Characterization of a dipeptide motif regulating IFN-gamma receptor 2 plasma membrane accumulation and IFN-gamma responsiveness.

The IFN-gammaR complex is composed of two IFN-gammaR1 and two IFN-gammaR2 polypeptide chains. Although IFN-gammaR1 is constitutively expressed on all nucleated cells, IFN-gammaR2 membrane display is selective and tightly regulated. We created a series of fluorescent-tagged IFN-gammaR2 expression constructs to follow the molecule's cell surface expression and intracellular distribution. Truncation of the receptor immediately upstream of Leu-Ile 255-256 (254X) created a receptor devoid of signaling that overaccumulated on the cell surface.
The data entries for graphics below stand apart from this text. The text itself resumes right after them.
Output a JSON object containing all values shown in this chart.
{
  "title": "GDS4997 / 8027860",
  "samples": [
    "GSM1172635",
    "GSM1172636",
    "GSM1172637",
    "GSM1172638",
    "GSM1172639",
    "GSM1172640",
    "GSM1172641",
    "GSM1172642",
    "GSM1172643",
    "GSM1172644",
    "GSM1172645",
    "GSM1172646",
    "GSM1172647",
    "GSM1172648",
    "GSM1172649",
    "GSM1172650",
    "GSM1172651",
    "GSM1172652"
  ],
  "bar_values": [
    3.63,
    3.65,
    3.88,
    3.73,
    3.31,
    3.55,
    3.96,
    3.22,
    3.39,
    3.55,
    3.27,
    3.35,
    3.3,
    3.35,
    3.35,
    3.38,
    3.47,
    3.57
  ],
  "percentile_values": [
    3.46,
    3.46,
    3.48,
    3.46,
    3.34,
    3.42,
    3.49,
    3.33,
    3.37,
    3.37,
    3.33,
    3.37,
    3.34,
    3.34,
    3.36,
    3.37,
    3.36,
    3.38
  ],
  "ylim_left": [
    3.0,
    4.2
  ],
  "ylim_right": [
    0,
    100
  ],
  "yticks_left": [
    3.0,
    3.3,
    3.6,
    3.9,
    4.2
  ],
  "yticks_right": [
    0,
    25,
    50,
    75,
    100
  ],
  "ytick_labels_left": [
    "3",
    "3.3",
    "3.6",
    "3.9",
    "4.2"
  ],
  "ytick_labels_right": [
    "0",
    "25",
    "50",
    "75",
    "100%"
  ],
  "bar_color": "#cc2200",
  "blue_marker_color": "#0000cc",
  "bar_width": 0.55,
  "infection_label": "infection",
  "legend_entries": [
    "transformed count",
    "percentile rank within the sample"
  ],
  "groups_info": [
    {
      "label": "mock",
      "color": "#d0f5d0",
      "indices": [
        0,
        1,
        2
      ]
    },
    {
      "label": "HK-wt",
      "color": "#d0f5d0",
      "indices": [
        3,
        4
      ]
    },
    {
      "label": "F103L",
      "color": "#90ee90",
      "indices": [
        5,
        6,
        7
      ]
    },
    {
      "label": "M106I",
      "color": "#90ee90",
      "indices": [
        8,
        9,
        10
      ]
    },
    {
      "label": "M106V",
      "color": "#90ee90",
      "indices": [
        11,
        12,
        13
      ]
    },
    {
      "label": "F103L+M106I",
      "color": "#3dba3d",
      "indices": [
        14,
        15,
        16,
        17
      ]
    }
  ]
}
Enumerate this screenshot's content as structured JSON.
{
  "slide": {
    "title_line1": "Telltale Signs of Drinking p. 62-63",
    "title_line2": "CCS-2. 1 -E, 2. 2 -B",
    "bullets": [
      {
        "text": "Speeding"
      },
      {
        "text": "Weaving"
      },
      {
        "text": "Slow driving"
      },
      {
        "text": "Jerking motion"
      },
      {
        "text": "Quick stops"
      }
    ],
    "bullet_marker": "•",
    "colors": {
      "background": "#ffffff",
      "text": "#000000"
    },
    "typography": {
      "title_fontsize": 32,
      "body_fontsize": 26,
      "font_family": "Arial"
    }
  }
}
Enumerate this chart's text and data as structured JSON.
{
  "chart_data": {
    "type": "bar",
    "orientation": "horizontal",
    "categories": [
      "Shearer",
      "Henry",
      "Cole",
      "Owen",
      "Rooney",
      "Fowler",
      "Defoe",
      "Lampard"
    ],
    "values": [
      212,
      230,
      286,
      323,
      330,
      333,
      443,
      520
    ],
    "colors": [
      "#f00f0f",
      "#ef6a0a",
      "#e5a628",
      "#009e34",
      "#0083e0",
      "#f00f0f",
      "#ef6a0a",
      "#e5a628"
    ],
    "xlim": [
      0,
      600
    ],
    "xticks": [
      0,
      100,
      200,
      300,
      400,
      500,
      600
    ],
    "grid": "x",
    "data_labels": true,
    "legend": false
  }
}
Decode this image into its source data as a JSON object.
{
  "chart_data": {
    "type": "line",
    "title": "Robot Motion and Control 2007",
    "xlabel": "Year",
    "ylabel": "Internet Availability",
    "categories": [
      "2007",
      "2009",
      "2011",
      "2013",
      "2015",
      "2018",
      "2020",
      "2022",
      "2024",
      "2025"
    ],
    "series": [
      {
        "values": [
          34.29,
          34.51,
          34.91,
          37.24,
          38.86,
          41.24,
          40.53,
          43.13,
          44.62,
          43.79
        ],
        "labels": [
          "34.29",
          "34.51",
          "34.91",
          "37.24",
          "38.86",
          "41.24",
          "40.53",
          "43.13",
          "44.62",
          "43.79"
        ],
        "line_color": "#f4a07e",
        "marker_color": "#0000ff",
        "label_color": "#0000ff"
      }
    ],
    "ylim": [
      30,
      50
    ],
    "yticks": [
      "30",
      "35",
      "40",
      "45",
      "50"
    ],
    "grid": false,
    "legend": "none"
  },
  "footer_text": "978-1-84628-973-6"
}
In addition, this truncated receptor inhibited wild-type IFN-gammaR2 activity and therefore exerted a dominant negative effect. In-frame deletion (255Delta2) or alanine substitution (LI255-256AA) of these amino acids created mutants that overaccumulated on the plasma membrane, but had enhanced function. Single amino acid substitutions (L255A or I256A) had a more modest effect. In-frame deletions upstream (253Delta2), but not downstream (257Delta2), of Leu-Ile 255-256 also led to overaccumulation. A truncation within the IFN-gammaR2 Jak2 binding site (270X) led to a mutant devoid of function that did not overaccumulate and did not affect wild-type IFN-gammaR2 signaling. We have created a series of novel mutants of IFN-gammaR2 that have facilitated the identification of intracellular domains that control IFN-gammaR2 accumulation and IFN-gamma responsiveness. In contrast to IFN-gammaR1, not only dominant negative, but also dominant gain-of-function, mutations were created through manipulation of IFN-gammaR2 Leu-Ile 255-256. These IFN-gammaR2 mutants will allow fine dissection of the role of IFN-gamma signaling in immunity.